Opinion | Dumb, dumber, Danish
It’s apparently a national problem that the EU bureaucracy is gradually being drained of its Danes. The reason: more are retiring than are passing the EU civil service exam.
Last year, exactly 357 out of the 357 Danish university graduates who took the test failed. Their union is, naturally, up in arms. Denmark, they say, is losing influence. The Europe minister, Nicolai Wammen, is equally indignant. “We have reached an unacceptable low point,” was his reaction to the revelation.
That’s an interesting way to put it. He must feel that there are certain low points that are unacceptable – such as his party’s standing in the polls.
The reason why Danes are failing the EU exam in droves – and instead need to stay here in Denmark to collect welfare – is obvious. As the graduates’ union itself explains it: in order to get a job in the EU, you need to pass a test that emphasises not only academic ability, but one that also tests general knowledge, mathematics and logic – questions of the sort Danish university students rarely encounter in their studies.
Might there be a connection here? If so, could someone do something to rectify the situation?
The most likely answer would be a big, fat nej. Over the past 40 years, we’ve undermined the educational system, all the way from primary school to university, and left behind little that can be fixed.

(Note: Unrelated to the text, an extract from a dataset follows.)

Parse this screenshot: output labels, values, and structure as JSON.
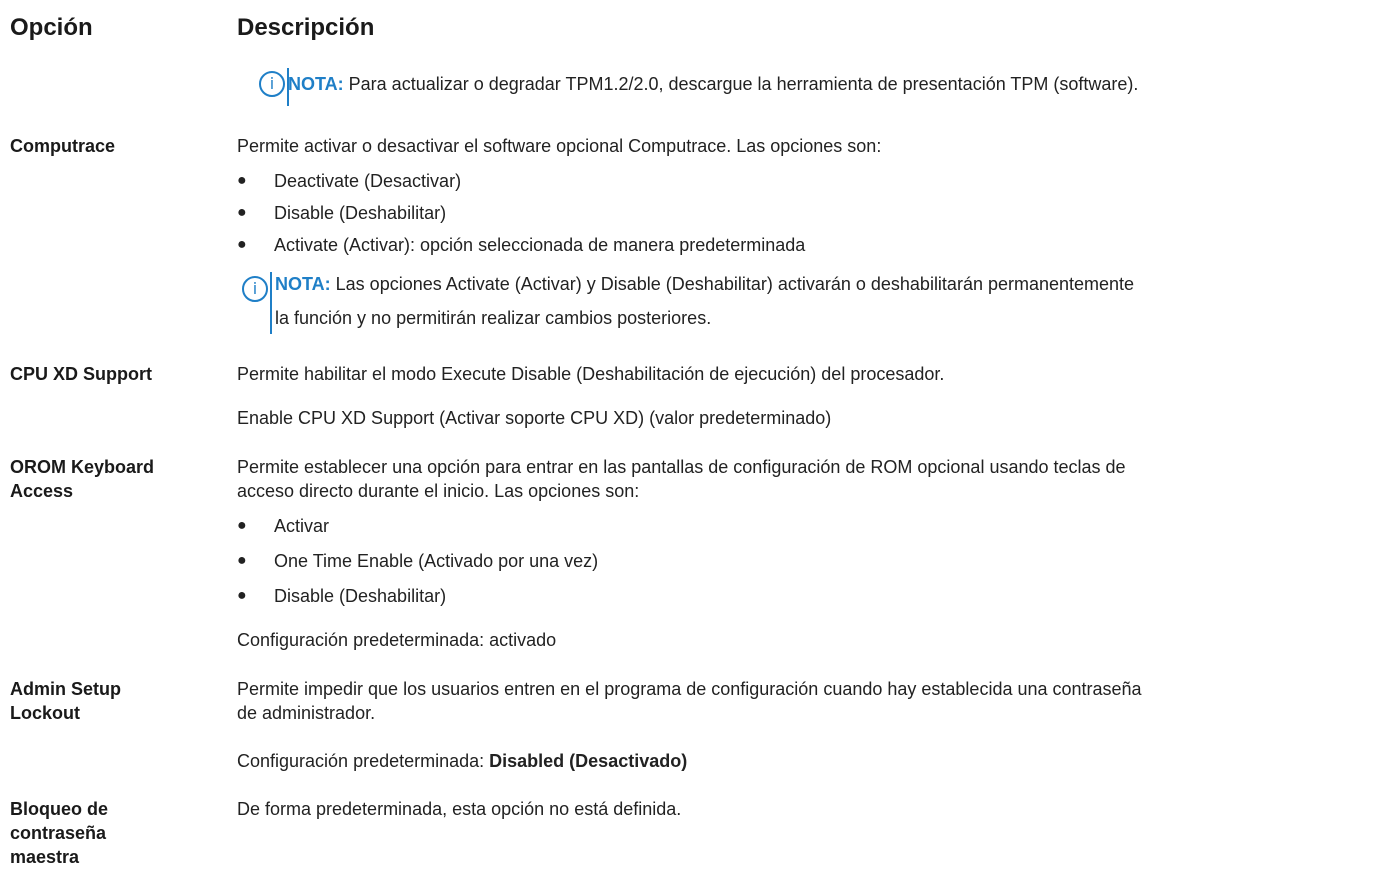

Our schools are still there physically, of course. In fact, they continue to build new ones around about the country, particularly in the cities. And, if there is one word our talking heads like to repeat, it is the word ‘education’. But it’s all empty buildings and empty talk. The buildings are shells, the campuses Potemkin villages, and the discussions meaningless. There’s nothing behind the facades. No-one is learning anything and no elite is being fostered. There’s plenty of room for everyone. Each and every one of us.
Now that we’re on the topic of empty talk, we’d be remiss if we didn’t mention Marlene Wind, a professor of EU studies. She had the following to say about her own academic rising stars: “We have some outstanding students. Failing the test isn’t a sign they aren’t smart enough. It’s the test there’s something wrong with. They find the test old-fashioned and drawn-out and the ability to rote learn, which is being tested, does not appeal to them.”
Instead of blaming the test for not appealing to Wind’s students, why don’t they actually make an effort to pass the exam? Is there a chance of that happening? Not really, since that would require an outstanding effort. A well-placed source has told me that Wind has no idea what she’s talking about. Memorisation is no longer required to pass the exam. The professor’s knowledge about the subject is out of date. The European Personnel Selection Office completely revamped the exam two years ago. What’s emphasised now is “abstract, verbal and numerical reasoning”, as is clearly stated on the organisation’s website.
Unfortunately, none of those skills are the strong suits of a school system that seems to believe that our ‘knowledge society’ liberates us from ever having to know anything as long as we have Google at our fingertips.
Of course these types of tests won’t appeal to a spoiled generation of young people who are allowed to have laptops, iPads, the internet, Wikipedia, spell checkers and what have you during exams.
What’s worse, the EU exam doesn’t have a group project, nor does it test social skills.
“Abstract, verbal and numerical reasoning” – what a good slogan for an educational system in need of reform.
The author is a historian, author and columnist.